I used to have that attitude and approach, but since adopting a severely restricted approach I'm finding Twitter to be a valuable source of information and resources. By simply "not using Twitter" you are deciding that the potential for resources and information is out-weighed by the effort in using it constructively.
That's a choice to make, and I can see why you and others would make that choice. I've chosen to take advantage of the resource that is the carefully filtered and curated Twitter feed. The posted article shows one way to make that possible.
As an experiment and from the point of view of publishing rather than consuming [which I think the article was more focussed on]: I've replaced my old Twitter accounts [one linked to my personal blog, one linked to my company website] with Telegram Channels.
Over the past few months I've noticed the 'Follow us on Telegram' links cropping up on more and more websites, alongside the more common "Follow us on Facebook" and "Follow us on Twitter" ones.

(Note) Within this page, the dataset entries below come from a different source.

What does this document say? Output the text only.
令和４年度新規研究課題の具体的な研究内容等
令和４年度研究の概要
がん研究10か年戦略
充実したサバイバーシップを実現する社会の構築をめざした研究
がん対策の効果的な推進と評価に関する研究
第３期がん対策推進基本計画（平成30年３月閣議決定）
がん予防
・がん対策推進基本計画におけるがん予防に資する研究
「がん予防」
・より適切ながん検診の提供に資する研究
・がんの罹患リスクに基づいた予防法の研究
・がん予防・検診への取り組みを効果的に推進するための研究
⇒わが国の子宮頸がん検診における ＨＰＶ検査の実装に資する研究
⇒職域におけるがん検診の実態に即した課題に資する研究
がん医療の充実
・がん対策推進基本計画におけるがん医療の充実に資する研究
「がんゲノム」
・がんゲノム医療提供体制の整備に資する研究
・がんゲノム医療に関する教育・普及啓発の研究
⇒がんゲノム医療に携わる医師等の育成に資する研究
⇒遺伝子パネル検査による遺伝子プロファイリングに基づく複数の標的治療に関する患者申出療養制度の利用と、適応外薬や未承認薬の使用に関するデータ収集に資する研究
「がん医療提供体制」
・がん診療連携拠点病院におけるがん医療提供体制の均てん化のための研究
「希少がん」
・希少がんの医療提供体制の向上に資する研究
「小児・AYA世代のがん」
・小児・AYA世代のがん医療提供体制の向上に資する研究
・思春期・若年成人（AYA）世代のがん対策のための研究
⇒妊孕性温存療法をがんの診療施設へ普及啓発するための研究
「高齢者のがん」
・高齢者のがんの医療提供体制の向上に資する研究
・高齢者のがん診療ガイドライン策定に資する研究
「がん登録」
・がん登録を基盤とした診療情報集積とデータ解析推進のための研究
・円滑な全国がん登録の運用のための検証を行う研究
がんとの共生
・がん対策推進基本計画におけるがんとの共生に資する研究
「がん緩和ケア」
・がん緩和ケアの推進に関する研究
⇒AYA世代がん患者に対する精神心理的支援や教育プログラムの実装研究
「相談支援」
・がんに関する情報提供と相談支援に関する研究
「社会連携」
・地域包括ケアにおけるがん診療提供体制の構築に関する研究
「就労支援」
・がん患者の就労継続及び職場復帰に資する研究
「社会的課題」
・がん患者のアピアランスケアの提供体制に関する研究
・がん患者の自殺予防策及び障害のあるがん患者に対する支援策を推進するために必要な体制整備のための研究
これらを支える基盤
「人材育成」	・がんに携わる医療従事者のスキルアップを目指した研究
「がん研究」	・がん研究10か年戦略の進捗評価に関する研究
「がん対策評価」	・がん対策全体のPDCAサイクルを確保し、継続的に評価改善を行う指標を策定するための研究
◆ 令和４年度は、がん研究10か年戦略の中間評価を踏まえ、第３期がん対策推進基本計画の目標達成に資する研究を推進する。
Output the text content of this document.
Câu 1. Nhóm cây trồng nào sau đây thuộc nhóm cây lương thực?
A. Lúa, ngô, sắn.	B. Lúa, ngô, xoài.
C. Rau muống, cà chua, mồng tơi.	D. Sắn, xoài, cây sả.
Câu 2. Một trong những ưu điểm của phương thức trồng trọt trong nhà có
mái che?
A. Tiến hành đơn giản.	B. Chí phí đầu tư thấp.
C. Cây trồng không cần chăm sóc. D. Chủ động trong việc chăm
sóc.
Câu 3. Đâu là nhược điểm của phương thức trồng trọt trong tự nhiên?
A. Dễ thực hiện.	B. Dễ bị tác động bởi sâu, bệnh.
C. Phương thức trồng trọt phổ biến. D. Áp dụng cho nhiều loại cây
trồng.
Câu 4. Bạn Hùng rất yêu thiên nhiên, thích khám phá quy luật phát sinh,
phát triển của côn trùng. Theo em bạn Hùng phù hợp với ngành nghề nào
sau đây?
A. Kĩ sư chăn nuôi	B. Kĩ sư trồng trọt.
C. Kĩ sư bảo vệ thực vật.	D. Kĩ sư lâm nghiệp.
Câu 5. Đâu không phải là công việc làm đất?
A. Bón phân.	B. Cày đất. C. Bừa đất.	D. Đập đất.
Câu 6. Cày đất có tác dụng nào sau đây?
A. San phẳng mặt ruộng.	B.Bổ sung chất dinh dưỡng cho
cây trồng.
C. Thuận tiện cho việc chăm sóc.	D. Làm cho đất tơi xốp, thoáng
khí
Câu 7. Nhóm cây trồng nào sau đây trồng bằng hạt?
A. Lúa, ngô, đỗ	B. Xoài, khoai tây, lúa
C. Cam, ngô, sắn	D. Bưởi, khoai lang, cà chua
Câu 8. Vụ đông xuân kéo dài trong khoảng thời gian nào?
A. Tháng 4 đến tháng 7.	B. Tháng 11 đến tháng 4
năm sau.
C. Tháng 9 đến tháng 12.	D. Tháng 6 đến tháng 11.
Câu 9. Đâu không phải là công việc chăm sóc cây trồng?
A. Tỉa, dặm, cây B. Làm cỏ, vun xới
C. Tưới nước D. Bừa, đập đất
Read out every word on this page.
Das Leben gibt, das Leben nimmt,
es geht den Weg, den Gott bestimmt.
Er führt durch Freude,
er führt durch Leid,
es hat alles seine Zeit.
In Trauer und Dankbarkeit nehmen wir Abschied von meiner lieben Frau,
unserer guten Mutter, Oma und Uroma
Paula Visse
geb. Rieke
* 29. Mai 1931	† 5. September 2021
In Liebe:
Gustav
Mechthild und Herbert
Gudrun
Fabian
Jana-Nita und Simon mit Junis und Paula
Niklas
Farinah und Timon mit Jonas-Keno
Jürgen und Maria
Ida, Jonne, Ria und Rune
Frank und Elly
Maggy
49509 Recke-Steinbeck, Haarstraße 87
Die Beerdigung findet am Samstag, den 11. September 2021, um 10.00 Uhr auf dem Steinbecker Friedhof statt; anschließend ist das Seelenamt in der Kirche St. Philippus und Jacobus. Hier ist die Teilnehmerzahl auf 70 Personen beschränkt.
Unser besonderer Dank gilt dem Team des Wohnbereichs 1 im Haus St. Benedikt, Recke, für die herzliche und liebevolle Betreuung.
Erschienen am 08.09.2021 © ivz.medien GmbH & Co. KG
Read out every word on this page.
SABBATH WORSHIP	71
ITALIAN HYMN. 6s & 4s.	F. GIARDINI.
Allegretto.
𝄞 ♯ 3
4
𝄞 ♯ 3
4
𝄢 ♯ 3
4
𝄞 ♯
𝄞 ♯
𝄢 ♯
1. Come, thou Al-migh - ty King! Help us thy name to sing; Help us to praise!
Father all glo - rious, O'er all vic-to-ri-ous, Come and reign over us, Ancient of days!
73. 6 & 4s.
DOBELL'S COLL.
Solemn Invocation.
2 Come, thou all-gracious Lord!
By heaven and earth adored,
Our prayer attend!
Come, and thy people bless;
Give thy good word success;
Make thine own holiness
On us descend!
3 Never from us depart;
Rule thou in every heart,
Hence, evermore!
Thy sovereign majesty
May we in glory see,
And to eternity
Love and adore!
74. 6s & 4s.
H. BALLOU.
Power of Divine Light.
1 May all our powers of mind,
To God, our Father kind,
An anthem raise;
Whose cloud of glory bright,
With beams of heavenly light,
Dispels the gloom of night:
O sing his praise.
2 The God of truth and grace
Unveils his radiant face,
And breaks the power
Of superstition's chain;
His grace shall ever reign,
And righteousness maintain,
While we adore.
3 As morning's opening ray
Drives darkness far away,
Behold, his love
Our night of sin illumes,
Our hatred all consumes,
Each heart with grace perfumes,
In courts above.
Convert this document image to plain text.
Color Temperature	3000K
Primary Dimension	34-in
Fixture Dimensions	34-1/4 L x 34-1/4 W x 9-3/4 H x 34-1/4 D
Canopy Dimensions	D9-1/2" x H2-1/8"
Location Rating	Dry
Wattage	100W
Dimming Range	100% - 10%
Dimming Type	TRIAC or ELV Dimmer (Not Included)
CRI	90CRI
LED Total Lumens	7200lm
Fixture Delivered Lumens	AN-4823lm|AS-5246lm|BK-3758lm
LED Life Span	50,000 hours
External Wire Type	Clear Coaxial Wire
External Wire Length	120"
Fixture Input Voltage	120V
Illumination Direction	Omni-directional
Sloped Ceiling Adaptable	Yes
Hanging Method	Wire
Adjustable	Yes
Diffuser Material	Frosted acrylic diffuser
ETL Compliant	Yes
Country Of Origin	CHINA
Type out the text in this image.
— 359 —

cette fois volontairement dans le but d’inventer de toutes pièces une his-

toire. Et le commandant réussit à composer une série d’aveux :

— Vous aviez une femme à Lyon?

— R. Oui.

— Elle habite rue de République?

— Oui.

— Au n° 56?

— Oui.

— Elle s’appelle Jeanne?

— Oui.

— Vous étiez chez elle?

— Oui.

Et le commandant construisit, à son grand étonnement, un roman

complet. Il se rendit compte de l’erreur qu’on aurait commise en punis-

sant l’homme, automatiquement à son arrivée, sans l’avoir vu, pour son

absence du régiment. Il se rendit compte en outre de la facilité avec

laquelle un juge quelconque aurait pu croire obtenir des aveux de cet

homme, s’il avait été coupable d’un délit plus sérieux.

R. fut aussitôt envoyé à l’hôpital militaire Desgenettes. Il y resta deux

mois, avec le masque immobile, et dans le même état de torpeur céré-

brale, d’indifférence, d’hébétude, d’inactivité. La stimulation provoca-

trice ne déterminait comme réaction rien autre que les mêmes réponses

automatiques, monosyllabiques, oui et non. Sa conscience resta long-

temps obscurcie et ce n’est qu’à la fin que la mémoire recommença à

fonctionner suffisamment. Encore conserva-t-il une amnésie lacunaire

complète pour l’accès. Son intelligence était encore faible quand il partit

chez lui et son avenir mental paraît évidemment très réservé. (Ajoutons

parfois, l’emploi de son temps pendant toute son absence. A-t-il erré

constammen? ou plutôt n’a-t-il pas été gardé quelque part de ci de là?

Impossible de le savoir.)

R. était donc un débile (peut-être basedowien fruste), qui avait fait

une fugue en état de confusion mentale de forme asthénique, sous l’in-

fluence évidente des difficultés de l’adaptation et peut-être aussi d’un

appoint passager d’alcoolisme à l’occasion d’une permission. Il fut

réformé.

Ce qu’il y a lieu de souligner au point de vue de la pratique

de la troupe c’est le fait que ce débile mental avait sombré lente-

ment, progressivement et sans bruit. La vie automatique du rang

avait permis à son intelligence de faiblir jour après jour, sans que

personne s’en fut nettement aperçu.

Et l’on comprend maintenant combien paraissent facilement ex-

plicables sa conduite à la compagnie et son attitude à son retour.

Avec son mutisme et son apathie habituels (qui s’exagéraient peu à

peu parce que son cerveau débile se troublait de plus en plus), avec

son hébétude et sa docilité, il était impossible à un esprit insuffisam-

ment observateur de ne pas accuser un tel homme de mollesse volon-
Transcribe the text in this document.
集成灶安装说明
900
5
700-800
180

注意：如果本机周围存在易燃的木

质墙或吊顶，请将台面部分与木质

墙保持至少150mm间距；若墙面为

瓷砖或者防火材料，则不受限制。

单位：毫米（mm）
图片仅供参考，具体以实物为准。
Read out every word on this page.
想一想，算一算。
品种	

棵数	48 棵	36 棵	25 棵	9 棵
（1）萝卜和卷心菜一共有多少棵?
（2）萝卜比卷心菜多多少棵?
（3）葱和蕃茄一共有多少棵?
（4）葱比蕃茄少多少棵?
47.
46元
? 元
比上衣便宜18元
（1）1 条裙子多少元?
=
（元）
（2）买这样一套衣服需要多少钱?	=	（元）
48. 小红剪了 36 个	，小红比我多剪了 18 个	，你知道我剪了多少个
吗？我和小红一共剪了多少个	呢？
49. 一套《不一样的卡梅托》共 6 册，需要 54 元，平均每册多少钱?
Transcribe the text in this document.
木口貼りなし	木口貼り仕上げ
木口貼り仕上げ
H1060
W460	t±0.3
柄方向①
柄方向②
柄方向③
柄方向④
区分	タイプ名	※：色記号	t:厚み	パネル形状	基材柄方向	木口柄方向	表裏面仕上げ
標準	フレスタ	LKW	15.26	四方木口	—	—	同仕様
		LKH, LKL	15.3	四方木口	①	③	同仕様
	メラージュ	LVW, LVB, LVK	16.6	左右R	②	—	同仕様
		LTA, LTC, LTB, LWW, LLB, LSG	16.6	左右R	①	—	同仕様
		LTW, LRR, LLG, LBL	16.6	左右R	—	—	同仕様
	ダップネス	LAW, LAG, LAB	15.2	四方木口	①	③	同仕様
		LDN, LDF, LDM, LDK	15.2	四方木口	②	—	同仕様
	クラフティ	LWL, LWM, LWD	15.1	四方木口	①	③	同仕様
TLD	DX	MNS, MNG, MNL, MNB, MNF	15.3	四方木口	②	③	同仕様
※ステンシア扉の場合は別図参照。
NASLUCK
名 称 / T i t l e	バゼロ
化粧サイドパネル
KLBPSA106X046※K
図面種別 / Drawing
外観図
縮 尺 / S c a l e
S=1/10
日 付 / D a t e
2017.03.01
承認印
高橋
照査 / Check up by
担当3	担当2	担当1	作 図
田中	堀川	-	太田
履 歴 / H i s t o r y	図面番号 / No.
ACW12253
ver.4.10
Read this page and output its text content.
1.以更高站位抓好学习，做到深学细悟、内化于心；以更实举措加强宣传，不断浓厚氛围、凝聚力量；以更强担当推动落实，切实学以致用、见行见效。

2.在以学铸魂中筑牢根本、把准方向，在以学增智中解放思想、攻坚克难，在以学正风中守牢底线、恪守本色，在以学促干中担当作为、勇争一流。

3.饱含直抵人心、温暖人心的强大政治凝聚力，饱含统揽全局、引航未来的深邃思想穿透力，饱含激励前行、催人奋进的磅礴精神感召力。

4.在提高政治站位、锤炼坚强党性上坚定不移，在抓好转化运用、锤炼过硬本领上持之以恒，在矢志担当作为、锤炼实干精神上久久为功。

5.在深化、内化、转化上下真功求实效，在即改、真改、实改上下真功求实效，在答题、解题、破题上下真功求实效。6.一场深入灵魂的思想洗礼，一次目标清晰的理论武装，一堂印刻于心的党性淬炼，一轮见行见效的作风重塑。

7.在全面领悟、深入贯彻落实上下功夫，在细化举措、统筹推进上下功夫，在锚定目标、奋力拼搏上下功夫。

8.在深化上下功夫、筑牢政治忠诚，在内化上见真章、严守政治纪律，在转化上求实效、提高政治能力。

Personally, I think this is the way to go. Whatever your political viewpoint, I hope most fair-minded people would acknowledge that there's something pretty unsavoury going on at the minute with the 'cancel culture' which seems to be pervading Silicon Valley and various other virtue signalling arenas. I don't particularly consider anything that I'm likely to <insert Telegram equivalent of 'tweet'> on my Telegram channel to be outrageously controversial, criminal or provocative. But, as we've seen of late, some people seem capable of finding almost anything offensive, and over-reacting. So I prefer to use an outlet where I don't feel the need to pre-emptively censor my thoughts, for fear of being cancelled or forced into grovelling apologies.